Пламя бросается мне навстречу, обхватывает, забивается в уши и в рот, но боли нет, есть только свет, мельтешение и пугающий, но безвредный гул. А потом я долго пробираюсь по туннелю — иногда иду, согнувшись в три погибели, иногда ползу на коленях. Огонь угас; осталась только жирная чёрная сажа, пачкающая ладони.
Порой на пути мне попадается бусинка или крошка хлеба.
Кеннет где-то там, дальше; я не помню уже, откуда ушла, но точно знаю, что надо идти вперёд.
Силы постепенно убывают. Та ярость, что гнала меня, угасла, словно я расстреляла её всю в того волка вместо патронов. Даже нетерпение и страх куда-то делись, точно сгорели… Бесконечная чернота туннеля угнетает; у него будто бы нет конца.

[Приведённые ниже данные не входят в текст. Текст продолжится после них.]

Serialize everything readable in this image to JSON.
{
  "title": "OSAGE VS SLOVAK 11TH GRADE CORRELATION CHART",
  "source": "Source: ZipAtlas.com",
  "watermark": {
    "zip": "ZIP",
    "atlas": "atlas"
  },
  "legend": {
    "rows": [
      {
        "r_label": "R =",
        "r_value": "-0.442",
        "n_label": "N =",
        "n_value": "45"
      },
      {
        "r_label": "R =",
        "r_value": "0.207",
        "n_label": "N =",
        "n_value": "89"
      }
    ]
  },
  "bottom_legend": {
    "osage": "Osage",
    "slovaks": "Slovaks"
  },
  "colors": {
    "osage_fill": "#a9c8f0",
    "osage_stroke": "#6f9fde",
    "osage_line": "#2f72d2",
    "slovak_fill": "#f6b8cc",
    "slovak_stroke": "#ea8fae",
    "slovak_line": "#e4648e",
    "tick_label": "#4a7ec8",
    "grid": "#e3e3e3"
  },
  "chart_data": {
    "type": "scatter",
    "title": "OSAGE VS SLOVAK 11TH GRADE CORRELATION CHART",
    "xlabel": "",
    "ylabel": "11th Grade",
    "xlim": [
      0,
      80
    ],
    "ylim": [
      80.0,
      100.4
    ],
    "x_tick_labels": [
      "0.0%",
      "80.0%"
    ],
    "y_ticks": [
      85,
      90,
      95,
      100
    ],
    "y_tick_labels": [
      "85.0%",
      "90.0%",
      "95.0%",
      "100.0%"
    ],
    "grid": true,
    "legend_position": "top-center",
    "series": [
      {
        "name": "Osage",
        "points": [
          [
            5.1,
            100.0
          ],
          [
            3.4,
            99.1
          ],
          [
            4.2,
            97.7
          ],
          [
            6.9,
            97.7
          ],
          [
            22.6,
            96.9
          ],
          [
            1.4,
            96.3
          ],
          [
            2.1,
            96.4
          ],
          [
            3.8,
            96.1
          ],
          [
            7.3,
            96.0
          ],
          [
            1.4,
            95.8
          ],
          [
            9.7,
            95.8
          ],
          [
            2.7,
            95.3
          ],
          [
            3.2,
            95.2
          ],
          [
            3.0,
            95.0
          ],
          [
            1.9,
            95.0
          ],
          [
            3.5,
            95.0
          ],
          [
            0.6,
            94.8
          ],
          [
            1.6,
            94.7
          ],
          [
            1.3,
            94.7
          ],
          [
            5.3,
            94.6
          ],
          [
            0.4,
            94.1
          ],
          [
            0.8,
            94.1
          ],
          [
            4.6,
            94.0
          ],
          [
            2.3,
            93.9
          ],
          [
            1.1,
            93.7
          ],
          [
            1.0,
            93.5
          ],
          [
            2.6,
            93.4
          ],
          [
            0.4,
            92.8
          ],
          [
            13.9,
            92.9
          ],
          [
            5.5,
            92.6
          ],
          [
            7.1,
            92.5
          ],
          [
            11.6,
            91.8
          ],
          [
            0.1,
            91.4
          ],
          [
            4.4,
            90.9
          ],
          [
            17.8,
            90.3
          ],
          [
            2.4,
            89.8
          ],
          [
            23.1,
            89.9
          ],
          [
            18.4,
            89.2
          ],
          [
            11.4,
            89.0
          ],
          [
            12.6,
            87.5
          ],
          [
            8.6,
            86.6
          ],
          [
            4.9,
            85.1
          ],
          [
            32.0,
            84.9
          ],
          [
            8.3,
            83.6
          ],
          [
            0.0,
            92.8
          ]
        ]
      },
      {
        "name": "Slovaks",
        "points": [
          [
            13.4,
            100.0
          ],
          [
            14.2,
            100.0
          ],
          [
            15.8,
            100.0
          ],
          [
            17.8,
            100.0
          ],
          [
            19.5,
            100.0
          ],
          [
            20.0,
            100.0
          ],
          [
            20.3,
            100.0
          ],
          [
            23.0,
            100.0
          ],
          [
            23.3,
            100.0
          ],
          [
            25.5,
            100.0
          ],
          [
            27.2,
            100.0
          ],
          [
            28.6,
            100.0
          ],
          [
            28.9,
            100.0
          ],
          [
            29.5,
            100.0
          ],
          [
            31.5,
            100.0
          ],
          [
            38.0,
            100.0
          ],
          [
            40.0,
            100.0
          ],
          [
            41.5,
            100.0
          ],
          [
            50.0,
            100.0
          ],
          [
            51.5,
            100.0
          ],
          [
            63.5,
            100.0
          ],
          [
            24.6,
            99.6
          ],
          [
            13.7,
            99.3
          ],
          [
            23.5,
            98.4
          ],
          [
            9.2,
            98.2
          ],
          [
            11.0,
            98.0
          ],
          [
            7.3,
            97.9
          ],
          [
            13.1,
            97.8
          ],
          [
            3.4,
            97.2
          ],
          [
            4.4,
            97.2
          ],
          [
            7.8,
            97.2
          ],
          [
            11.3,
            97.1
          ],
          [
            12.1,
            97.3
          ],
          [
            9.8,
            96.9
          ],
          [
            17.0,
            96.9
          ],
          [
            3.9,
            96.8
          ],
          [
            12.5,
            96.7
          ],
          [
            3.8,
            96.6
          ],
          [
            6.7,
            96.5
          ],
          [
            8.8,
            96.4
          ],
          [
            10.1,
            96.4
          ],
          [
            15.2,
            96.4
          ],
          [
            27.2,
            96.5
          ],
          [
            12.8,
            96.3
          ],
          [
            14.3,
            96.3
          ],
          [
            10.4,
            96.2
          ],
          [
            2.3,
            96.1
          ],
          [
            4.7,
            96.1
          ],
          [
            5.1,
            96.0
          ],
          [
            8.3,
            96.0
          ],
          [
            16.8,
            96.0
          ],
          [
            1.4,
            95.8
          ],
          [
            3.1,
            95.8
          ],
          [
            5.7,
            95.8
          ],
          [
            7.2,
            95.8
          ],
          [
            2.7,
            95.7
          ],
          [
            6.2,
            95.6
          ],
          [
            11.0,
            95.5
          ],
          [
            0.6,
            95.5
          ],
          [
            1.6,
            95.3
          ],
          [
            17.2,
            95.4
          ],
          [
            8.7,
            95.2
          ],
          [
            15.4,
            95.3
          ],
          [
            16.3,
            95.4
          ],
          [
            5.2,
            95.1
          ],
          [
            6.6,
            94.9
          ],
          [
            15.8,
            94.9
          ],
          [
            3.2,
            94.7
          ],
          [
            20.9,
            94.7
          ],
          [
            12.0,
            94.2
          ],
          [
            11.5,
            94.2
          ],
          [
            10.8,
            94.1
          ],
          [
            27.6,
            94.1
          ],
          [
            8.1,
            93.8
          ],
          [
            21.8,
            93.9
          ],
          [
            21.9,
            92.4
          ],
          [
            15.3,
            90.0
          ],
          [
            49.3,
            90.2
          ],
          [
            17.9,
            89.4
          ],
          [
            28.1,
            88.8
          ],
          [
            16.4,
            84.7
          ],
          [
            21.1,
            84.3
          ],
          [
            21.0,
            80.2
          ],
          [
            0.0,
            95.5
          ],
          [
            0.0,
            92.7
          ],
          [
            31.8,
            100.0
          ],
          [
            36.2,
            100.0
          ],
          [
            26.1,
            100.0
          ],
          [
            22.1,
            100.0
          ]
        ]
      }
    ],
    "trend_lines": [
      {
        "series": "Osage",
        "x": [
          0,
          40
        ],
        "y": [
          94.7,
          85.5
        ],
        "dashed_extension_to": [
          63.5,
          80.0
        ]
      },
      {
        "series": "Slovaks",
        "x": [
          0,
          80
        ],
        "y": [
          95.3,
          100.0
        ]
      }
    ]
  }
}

— Что без конца, без края? — бормочу под нос и обессиленно утыкаюсь в собственные руки, сложенные крестом. А потом отвечаю сама себе: — У круга. Я хожу по кругу.
Хожу по кругу — по тому же самому, где бродила леди Милдред: поторопиться, чтоб спасти, но опоздать, отчаяться, узреть новую опасность, поспешить снова. До изнеможения; до самой смерти. Я нахожу вслепую камешек, который дал мне Лайзо, и сжимаю сквозь тонкую ткань.
Это придаёт сил.
— Нет никакого туннеля, — выдыхаю в скрещенные руки и медленно выпрямляюсь, с усилием. Так, как если бы и впрямь поднимала на своих плечах целую гору. — Это просто сон. Сон.
…да, сон, пусть и пропитанный чужим страхом, отчаянием и почему-то чувством вины. А потому он поддаётся моей воле, постепенно, неохотно. Тьма редеет; воздух становится свежее. Издали слышится шум, такой тихий, что его толком не различить, и я, стремясь придать форму сну, вспоминаю другие загадки из сказок:
— Что бежит без рук, без ног? Это река, река.
И затем:
— Чем уже, тем опасней — что? Это мост, мост.
И появляется из небытия река, над ней — узкая деревянная перемычка без перил. Я иду вперёд и вперёд; в руке у меня теперь вместо револьвера фонарь, вроде того, что держала Юджиния, когда ждала на пороге особняка. Свет его то золотой, то изумрудно-зелёный, то нежно-розовый, как зимний рассвет… За мостом расстилается сад, а в самом сердце сада — стеклянный сундук… Нет, гроб.
В гробу лежит Кеннет, свернувшись в клубок, и плачет взахлёб.
— Потерял, — повторяет он. — Потерял!
Не потерял, а потерялся, думаю я, а сама подхожу ближе и спрашиваю:
— Что потерял?
Он испуганно затихает, потом садится, размазывая слёзы по лицу. Во сне он младше, чем наяву, и меньше, но волосы у него такие же, рыжевато-каштановые, а черты лица крупные. Говорят, что Кеннет похож на своего отца, в отличие от Чарли, хрупкого и светловолосого; а Юджи как-то обмолвилась, что он завидует брату, потому что тоже хочет походить на единственного воспитателя и кумира — на Клэра.
Самое смешное, что Клэр, насколько я знаю, не отказался бы стать повыше и выглядеть помужественнее.
— Красивый узелок, — говорит наконец Кеннет, по-прежнему избегая на меня смотреть. Луны не видно, а вот лунный свет есть — он появляется словно ниоткуда и окутывает мальчика. — Надо было его сохранить, а я потерял… Теперь домой нельзя.
Сердце у меня сжимается.
Я хочу ему сказать, что он глупый, что он не умеет отличать важное от неважного и заставляет нас беспокоиться о нём, что «красивый узелок» был нужен только для того, чтобы всё это вообще не случилось… Словом, во мне говорит страх — и облегчение, потому что самого ужасного пока не произошло.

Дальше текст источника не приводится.